Today, something unprecedented happened: the Roman Catholic Church published its most direct statement on artificial intelligence in history. Pope Leo XIV signed "Magnifica Humanitas" ("Magnificent Humanity") — a 235-page encyclical, the highest-level formal teaching document a pope can publish — specifically addressing AI's impact on human dignity, labor, warfare, and concentrated power. Released on May 25, 2026, on the 135th anniversary of Rerum Novarum (the Church's foundational labor rights document), it arrived with a striking co-presenter: Christopher Olah, co-founder of Anthropic and one of the world's leading neural network interpretability researchers.

Whether you are a devout Catholic, a secular AI engineer, or somewhere in between, this document articulates concerns that are reshaping how governments, enterprises, and society are thinking about what AI should be. Ignoring it because it comes from a religious institution would be a mistake. The arguments inside are sharp, the timing is deliberate, and the audience is explicitly the people building AI systems — not just the people governing them.
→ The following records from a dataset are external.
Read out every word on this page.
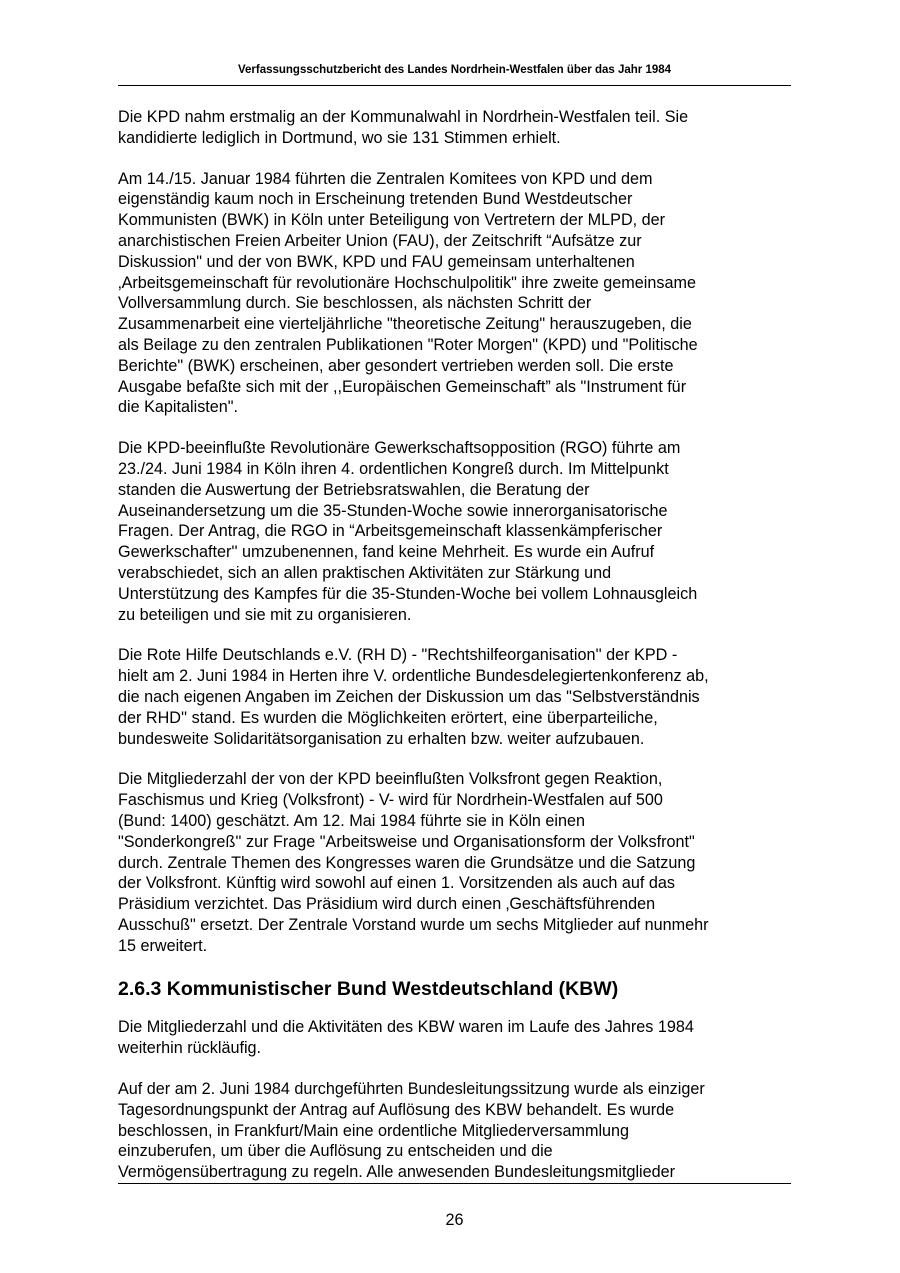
Verfassungsschutzbericht des Landes Nordrhein-Westfalen über das Jahr 1984

Die KPD nahm erstmalig an der Kommunalwahl in Nordrhein-Westfalen teil. Sie
kandidierte lediglich in Dortmund, wo sie 131 Stimmen erhielt.

Am 14./15. Januar 1984 führten die Zentralen Komitees von KPD und dem
eigenständig kaum noch in Erscheinung tretenden Bund Westdeutscher
Kommunisten (BWK) in Köln unter Beteiligung von Vertretern der MLPD, der
anarchistischen Freien Arbeiter Union (FAU), der Zeitschrift “Aufsätze zur
Diskussion" und der von BWK, KPD und FAU gemeinsam unterhaltenen
‚Arbeitsgemeinschaft für revolutionäre Hochschulpolitik" ihre zweite gemeinsame
Vollversammlung durch. Sie beschlossen, als nächsten Schritt der
Zusammenarbeit eine vierteljährliche "theoretische Zeitung" herauszugeben, die
als Beilage zu den zentralen Publikationen "Roter Morgen" (KPD) und "Politische
Berichte" (BWK) erscheinen, aber gesondert vertrieben werden soll. Die erste
Ausgabe befaßte sich mit der ,,Europäischen Gemeinschaft” als "Instrument für
die Kapitalisten".

Die KPD-beeinflußte Revolutionäre Gewerkschaftsopposition (RGO) führte am
23./24. Juni 1984 in Köln ihren 4. ordentlichen Kongreß durch. Im Mittelpunkt
standen die Auswertung der Betriebsratswahlen, die Beratung der
Auseinandersetzung um die 35-Stunden-Woche sowie innerorganisatorische
Fragen. Der Antrag, die RGO in “Arbeitsgemeinschaft klassenkämpferischer
Gewerkschafter'' umzubenennen, fand keine Mehrheit. Es wurde ein Aufruf
verabschiedet, sich an allen praktischen Aktivitäten zur Stärkung und
Unterstützung des Kampfes für die 35-Stunden-Woche bei vollem Lohnausgleich
zu beteiligen und sie mit zu organisieren.

Die Rote Hilfe Deutschlands e.V. (RH D) - "Rechtshilfeorganisation'' der KPD -
hielt am 2. Juni 1984 in Herten ihre V. ordentliche Bundesdelegiertenkonferenz ab,
die nach eigenen Angaben im Zeichen der Diskussion um das "Selbstverständnis
der RHD'' stand. Es wurden die Möglichkeiten erörtert, eine überparteiliche,
bundesweite Solidaritätsorganisation zu erhalten bzw. weiter aufzubauen.

Die Mitgliederzahl der von der KPD beeinflußten Volksfront gegen Reaktion,
Faschismus und Krieg (Volksfront) - V- wird für Nordrhein-Westfalen auf 500
(Bund: 1400) geschätzt. Am 12. Mai 1984 führte sie in Köln einen
"Sonderkongreß'' zur Frage "Arbeitsweise und Organisationsform der Volksfront"
durch. Zentrale Themen des Kongresses waren die Grundsätze und die Satzung
der Volksfront. Künftig wird sowohl auf einen 1. Vorsitzenden als auch auf das
Präsidium verzichtet. Das Präsidium wird durch einen ‚Geschäftsführenden
Ausschuß" ersetzt. Der Zentrale Vorstand wurde um sechs Mitglieder auf nunmehr
15 erweitert.

2.6.3 Kommunistischer Bund Westdeutschland (KBW)

Die Mitgliederzahl und die Aktivitäten des KBW waren im Laufe des Jahres 1984
weiterhin rückläufig.

Auf der am 2. Juni 1984 durchgeführten Bundesleitungssitzung wurde als einziger
Tagesordnungspunkt der Antrag auf Auflösung des KBW behandelt. Es wurde
beschlossen, in Frankfurt/Main eine ordentliche Mitgliederversammlung
einzuberufen, um über die Auflösung zu entscheiden und die
Vermögensübertragung zu regeln. Alle anwesenden Bundesleitungsmitglieder

26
The Rerum Novarum Parallel: Why the Date Matters

The timing of Magnifica Humanitas was not accidental. Pope Leo XIII's 1891 encyclical Rerum Novarum addressed the crisis of industrial capitalism — child labor, dangerous factory conditions, the destruction of artisan trades — at exactly the moment those forces were transforming society faster than institutions could adapt. It became one of the most influential documents in the history of labor rights and social policy. Pope Leo XIV, releasing Magnifica Humanitas on its 135th anniversary, is making an explicit historical claim: AI is this generation's Industrial Revolution, carrying the same potential for both liberation and brutal exploitation.

Rerum Novarum did not call for abolishing industrial machinery. It called for ethical frameworks, worker protections, and limits on monopolistic control. Magnifica Humanitas makes the same argument for AI. The technology itself is not the enemy. Who controls it, how it is designed, and whether it serves the common good or a narrow elite — those are the questions that matter. This framing should sound familiar to anyone who has read the EU AI Act debates, the OWASP AI security guidelines, or the ongoing discussions about open-weight versus closed frontier models.

The "New Monopolies of AI": A Structural Critique

The encyclical's sharpest critique targets what it calls the "new monopolies of AI" — the concentration of AI capability, data, and infrastructure in the hands of a few large corporations. The Pope writes: "To speak of the common good means exposing this new form of epistemic, economic, and political asymmetry."

This is not theological abstraction. It is an economic and political argument with concrete implications. A handful of companies — OpenAI, Anthropic, Google, Meta, and a cluster of Chinese labs — now control the AI systems that increasingly mediate how humans access information, find employment, receive healthcare guidance, and engage with legal systems. The encyclical calls for "shared standards of social justice" precisely because "a more moral AI is not enough if that morality is determined by a few."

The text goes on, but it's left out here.